The information below is a guide to aid you in understanding and choosing the most appropriate battery for your power tool.
The maximum amount of time a power tool run on batteries can be operated is determined by the Ah value strength of the battery the tool utilizes. Ah is short for ampere hour which is available in the ranges from 1.3 Ah to 3.3 Ah. The higher the Ah level of the battery, the longer it will operate.
In the simplest terms, voltage is the measure of strength supplied by the battery to the power tool. Higher the voltage, more power can be supplied by the battery.

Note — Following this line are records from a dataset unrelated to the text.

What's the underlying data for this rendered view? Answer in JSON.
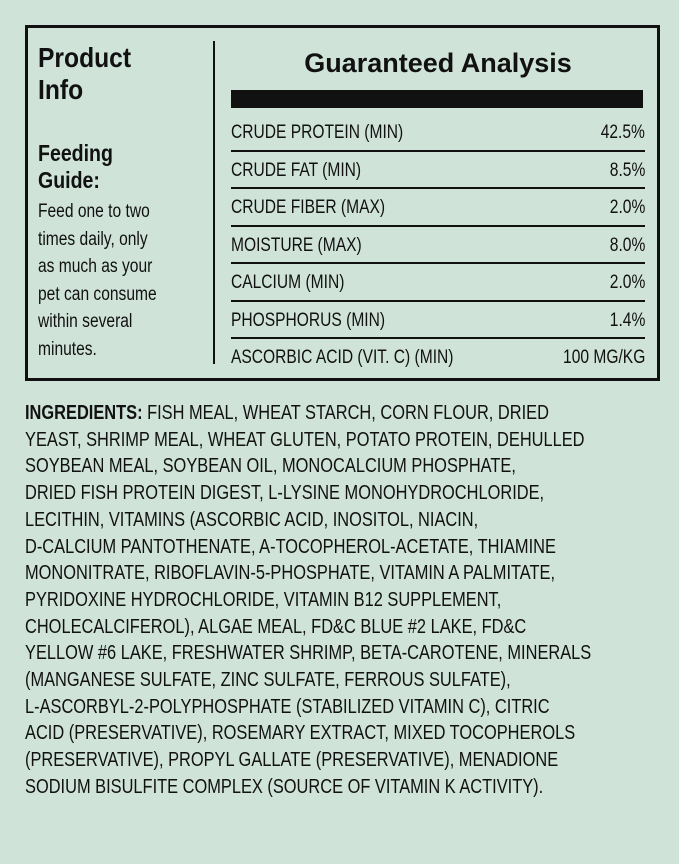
{
  "product_info": {
    "title_line1": "Product",
    "title_line2": "Info",
    "feeding_title_line1": "Feeding",
    "feeding_title_line2": "Guide:",
    "feeding_lines": [
      "Feed one to two",
      "times daily, only",
      "as much as your",
      "pet can consume",
      "within several",
      "minutes."
    ]
  },
  "guaranteed_analysis": {
    "title": "Guaranteed Analysis",
    "rows": [
      {
        "label": "CRUDE PROTEIN (MIN)",
        "value": "42.5%"
      },
      {
        "label": "CRUDE FAT (MIN)",
        "value": "8.5%"
      },
      {
        "label": "CRUDE FIBER (MAX)",
        "value": "2.0%"
      },
      {
        "label": "MOISTURE (MAX)",
        "value": "8.0%"
      },
      {
        "label": "CALCIUM (MIN)",
        "value": "2.0%"
      },
      {
        "label": "PHOSPHORUS (MIN)",
        "value": "1.4%"
      },
      {
        "label": "ASCORBIC ACID (VIT. C) (MIN)",
        "value": "100 MG/KG"
      }
    ]
  },
  "ingredients": {
    "label": "INGREDIENTS:",
    "lines": [
      " FISH MEAL, WHEAT STARCH, CORN FLOUR, DRIED",
      "YEAST, SHRIMP MEAL, WHEAT GLUTEN, POTATO PROTEIN, DEHULLED",
      "SOYBEAN MEAL, SOYBEAN OIL, MONOCALCIUM PHOSPHATE,",
      "DRIED FISH PROTEIN DIGEST, L-LYSINE MONOHYDROCHLORIDE,",
      "LECITHIN, VITAMINS (ASCORBIC ACID, INOSITOL, NIACIN,",
      "D-CALCIUM PANTOTHENATE, A-TOCOPHEROL-ACETATE, THIAMINE",
      "MONONITRATE, RIBOFLAVIN-5-PHOSPHATE, VITAMIN A PALMITATE,",
      "PYRIDOXINE HYDROCHLORIDE, VITAMIN B12 SUPPLEMENT,",
      "CHOLECALCIFEROL), ALGAE MEAL, FD&C BLUE #2 LAKE, FD&C",
      "YELLOW #6 LAKE, FRESHWATER SHRIMP, BETA-CAROTENE, MINERALS",
      "(MANGANESE SULFATE, ZINC SULFATE, FERROUS SULFATE),",
      "L-ASCORBYL-2-POLYPHOSPHATE (STABILIZED VITAMIN C), CITRIC",
      "ACID (PRESERVATIVE), ROSEMARY EXTRACT, MIXED TOCOPHEROLS",
      "(PRESERVATIVE), PROPYL GALLATE (PRESERVATIVE), MENADIONE",
      "SODIUM BISULFITE COMPLEX (SOURCE OF VITAMIN K ACTIVITY)."
    ]
  }
}
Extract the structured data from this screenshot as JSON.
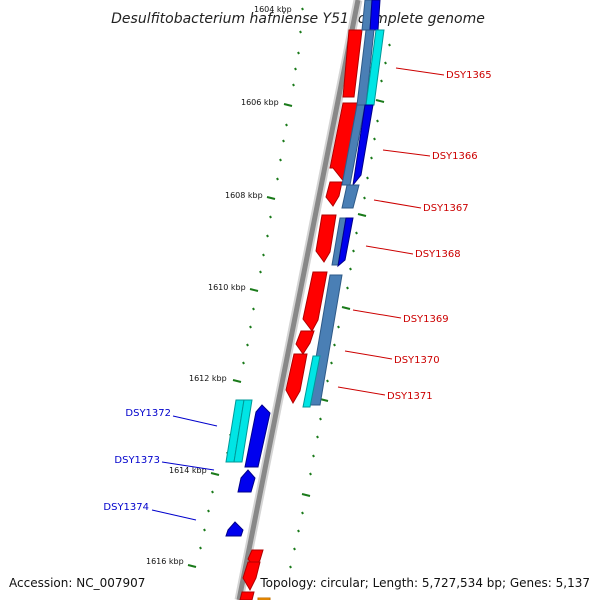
{
  "title": "Desulfitobacterium hafniense Y51, complete genome",
  "footer": {
    "accession": "Accession: NC_007907",
    "summary": "Topology: circular; Length: 5,727,534 bp; Genes: 5,137"
  },
  "colors": {
    "forward_gene": "#ff0000",
    "reverse_gene": "#0000ee",
    "cyan_feature": "#00e5e5",
    "steel_feature": "#4a7fb5",
    "backbone": "#888888",
    "tick": "#1a7a1a",
    "label_red": "#cc0000",
    "label_blue": "#0000cc",
    "orange_feature": "#ff9900"
  },
  "scale_labels": [
    {
      "id": "1604",
      "text": "1604 kbp"
    },
    {
      "id": "1606",
      "text": "1606 kbp"
    },
    {
      "id": "1608",
      "text": "1608 kbp"
    },
    {
      "id": "1610",
      "text": "1610 kbp"
    },
    {
      "id": "1612",
      "text": "1612 kbp"
    },
    {
      "id": "1614",
      "text": "1614 kbp"
    },
    {
      "id": "1616",
      "text": "1616 kbp"
    }
  ],
  "gene_labels": [
    {
      "id": "DSY1365",
      "text": "DSY1365",
      "strand": "forward"
    },
    {
      "id": "DSY1366",
      "text": "DSY1366",
      "strand": "forward"
    },
    {
      "id": "DSY1367",
      "text": "DSY1367",
      "strand": "forward"
    },
    {
      "id": "DSY1368",
      "text": "DSY1368",
      "strand": "forward"
    },
    {
      "id": "DSY1369",
      "text": "DSY1369",
      "strand": "forward"
    },
    {
      "id": "DSY1370",
      "text": "DSY1370",
      "strand": "forward"
    },
    {
      "id": "DSY1371",
      "text": "DSY1371",
      "strand": "forward"
    },
    {
      "id": "DSY1372",
      "text": "DSY1372",
      "strand": "reverse"
    },
    {
      "id": "DSY1373",
      "text": "DSY1373",
      "strand": "reverse"
    },
    {
      "id": "DSY1374",
      "text": "DSY1374",
      "strand": "reverse"
    }
  ]
}
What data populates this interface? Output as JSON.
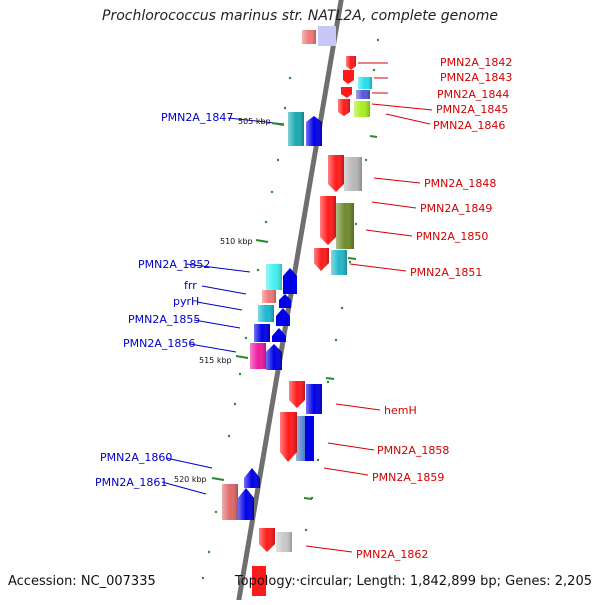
{
  "title": "Prochlorococcus marinus str. NATL2A, complete genome",
  "footer": {
    "accession": "Accession: NC_007335",
    "summary": "Topology: circular; Length: 1,842,899 bp; Genes: 2,205"
  },
  "colors": {
    "backbone": "#6f6f6f",
    "reverse_label": "#d40000",
    "forward_label": "#0000c8",
    "tick": "#2a8a2a"
  },
  "scale_ticks": [
    {
      "id": "505",
      "label": "505 kbp"
    },
    {
      "id": "510",
      "label": "510 kbp"
    },
    {
      "id": "515",
      "label": "515 kbp"
    },
    {
      "id": "520",
      "label": "520 kbp"
    }
  ],
  "reverse_genes": [
    {
      "id": "1842",
      "name": "PMN2A_1842",
      "color": "#ff1a1a"
    },
    {
      "id": "1843",
      "name": "PMN2A_1843",
      "color": "#22e0f0"
    },
    {
      "id": "1844",
      "name": "PMN2A_1844",
      "color": "#5858d8"
    },
    {
      "id": "1845",
      "name": "PMN2A_1845",
      "color": "#a6f01e"
    },
    {
      "id": "1846",
      "name": "PMN2A_1846",
      "color": "#ff1a1a"
    },
    {
      "id": "1848",
      "name": "PMN2A_1848",
      "color": "#b8b8b8"
    },
    {
      "id": "1849",
      "name": "PMN2A_1849",
      "color": "#6e8a2a"
    },
    {
      "id": "1850",
      "name": "PMN2A_1850",
      "color": "#ff1a1a"
    },
    {
      "id": "1851",
      "name": "PMN2A_1851",
      "color": "#22b8c8"
    },
    {
      "id": "hemH",
      "name": "hemH",
      "color": "#ff1a1a"
    },
    {
      "id": "1858",
      "name": "PMN2A_1858",
      "color": "#ff1a1a"
    },
    {
      "id": "1859",
      "name": "PMN2A_1859",
      "color": "#ff1a1a"
    },
    {
      "id": "1862",
      "name": "PMN2A_1862",
      "color": "#ff1a1a"
    }
  ],
  "forward_genes": [
    {
      "id": "1847",
      "name": "PMN2A_1847",
      "color": "#1aa8b0"
    },
    {
      "id": "1852",
      "name": "PMN2A_1852",
      "color": "#44f0f0"
    },
    {
      "id": "frr",
      "name": "frr",
      "color": "#f07878"
    },
    {
      "id": "pyrH",
      "name": "pyrH",
      "color": "#1ab8d0"
    },
    {
      "id": "1855",
      "name": "PMN2A_1855",
      "color": "#0000e8"
    },
    {
      "id": "1856",
      "name": "PMN2A_1856",
      "color": "#f01aa0"
    },
    {
      "id": "1860",
      "name": "PMN2A_1860",
      "color": "#0000e8"
    },
    {
      "id": "1861",
      "name": "PMN2A_1861",
      "color": "#e06868"
    }
  ]
}
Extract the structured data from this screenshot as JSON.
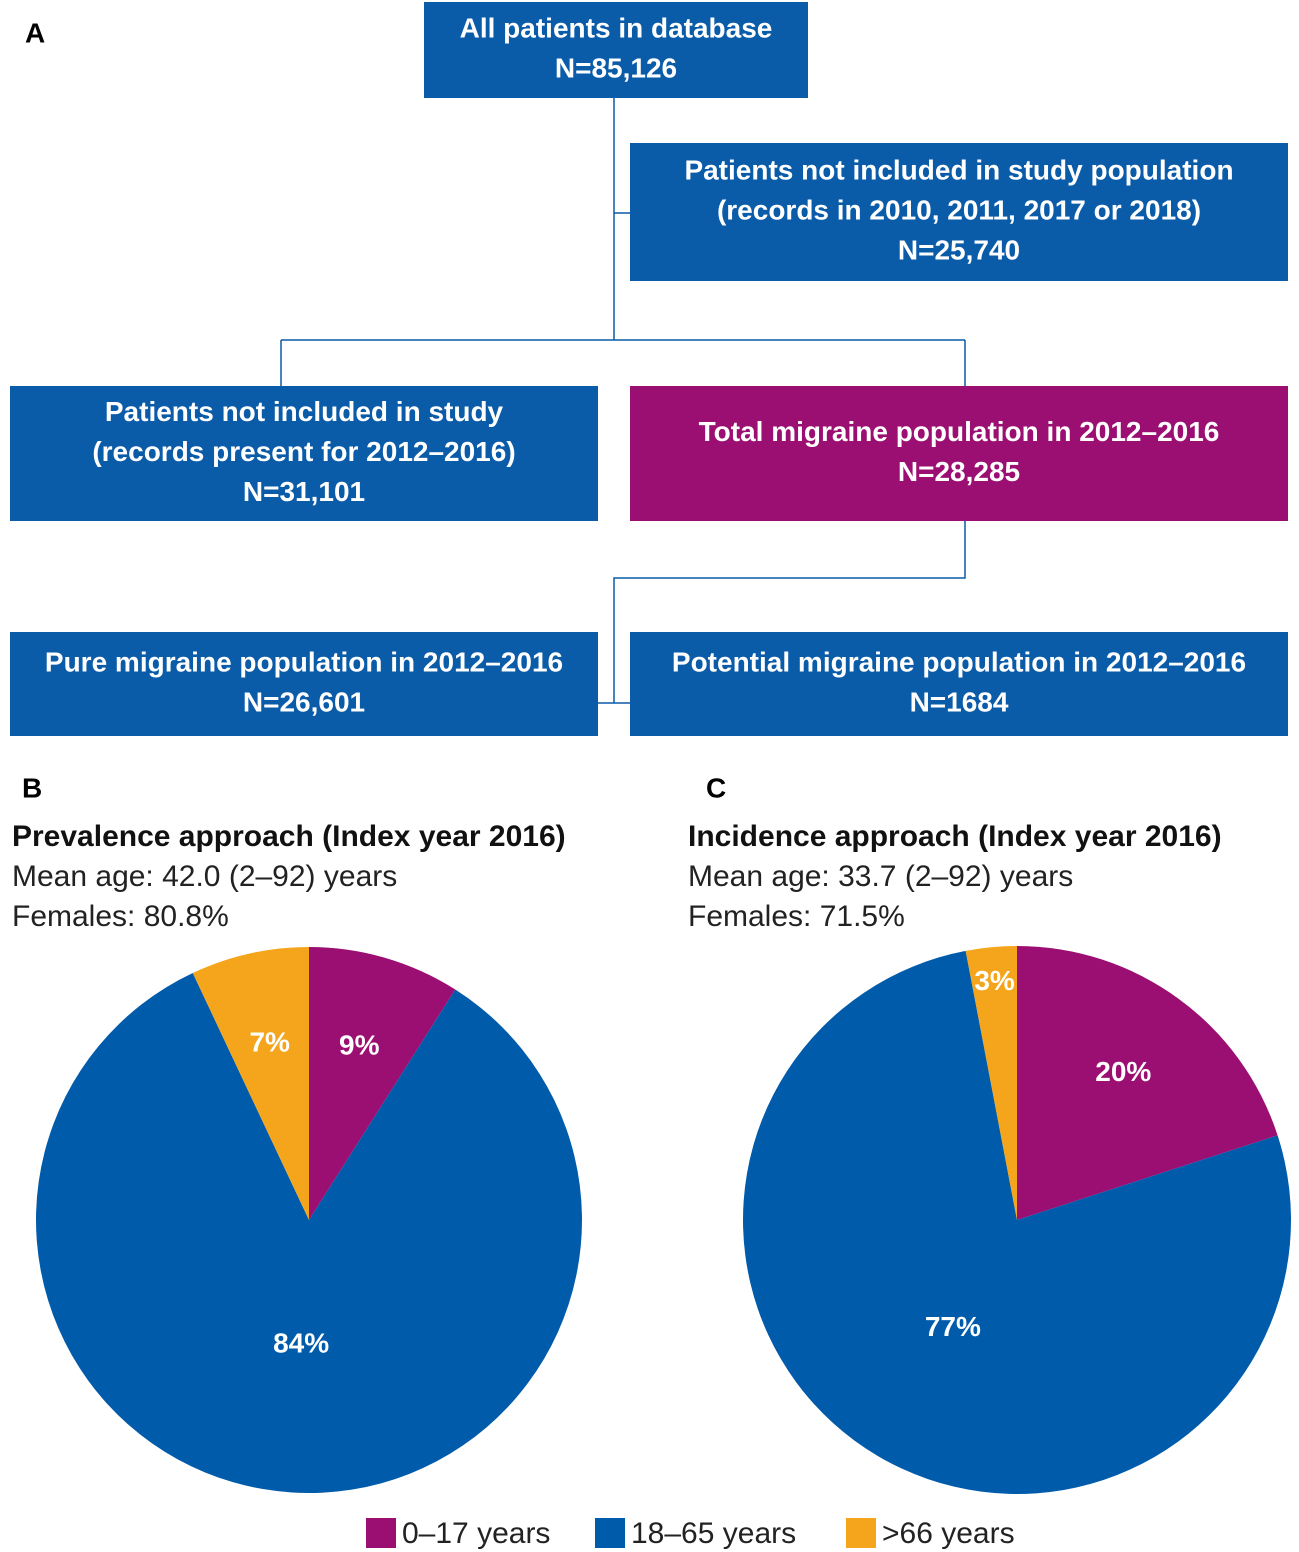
{
  "panel_a": {
    "label": "A",
    "nodes": [
      {
        "lines": [
          "All patients in database",
          "N=85,126"
        ]
      },
      {
        "lines": [
          "Patients not included in study population",
          "(records in 2010, 2011, 2017 or 2018)",
          "N=25,740"
        ]
      },
      {
        "lines": [
          "Patients not included in study",
          "(records present for 2012–2016)",
          "N=31,101"
        ]
      },
      {
        "lines": [
          "Total migraine population in 2012–2016",
          "N=28,285"
        ]
      },
      {
        "lines": [
          "Pure migraine population in 2012–2016",
          "N=26,601"
        ]
      },
      {
        "lines": [
          "Potential migraine population in 2012–2016",
          "N=1684"
        ]
      }
    ]
  },
  "chart_data": [
    {
      "type": "pie",
      "label": "B",
      "title": "Prevalence approach (Index year 2016)",
      "subtitle": [
        "Mean age: 42.0 (2–92) years",
        "Females: 80.8%"
      ],
      "categories": [
        "0–17 years",
        "18–65 years",
        ">66 years"
      ],
      "values": [
        9,
        84,
        7
      ],
      "value_labels": [
        "9%",
        "84%",
        "7%"
      ],
      "colors": [
        "#9b0e72",
        "#005bab",
        "#f5a51b"
      ]
    },
    {
      "type": "pie",
      "label": "C",
      "title": "Incidence approach (Index year 2016)",
      "subtitle": [
        "Mean age: 33.7 (2–92) years",
        "Females: 71.5%"
      ],
      "categories": [
        "0–17 years",
        "18–65 years",
        ">66 years"
      ],
      "values": [
        20,
        77,
        3
      ],
      "value_labels": [
        "20%",
        "77%",
        "3%"
      ],
      "colors": [
        "#9b0e72",
        "#005bab",
        "#f5a51b"
      ]
    }
  ]
}
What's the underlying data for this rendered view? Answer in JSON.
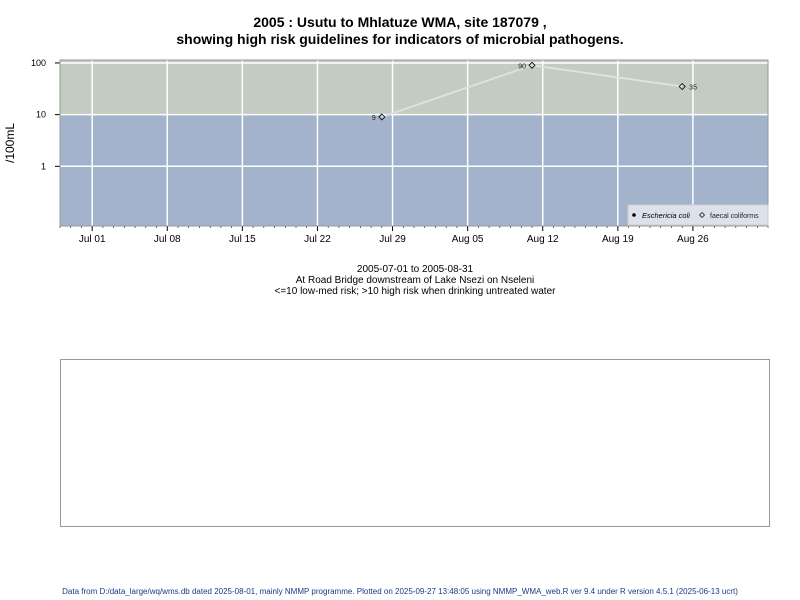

Power tool batteries are available in the ranges from 7v t 36v.
Types of battery
There are three distinct types of batteries which are used commonly in power tools which NiCD batteries (Nickel Cadmium), NiMH (Nickel Metal Hydride) batteries and Li-ion (Lithium-ion). The NiMH and Li-ion are most preferred in recent times.
Shape of batteries
Batteries for power tools are available in three types which are Slide-on, Clip-On and stick batteries.
Memory effect occurs when a battery is used partially and recharged before it completely loses its power. This virtually shortens the life of the battery and is a common occurrence in NiCD batteries.
Recharge cycle life
As the name suggests recharge cycle life means the amount of time a battery can be recharged. Li-Ion batteries for power tools have a recharge cycle life of 300-500.
The measure at which a battery loses its power when idle is known as Self-Discharge.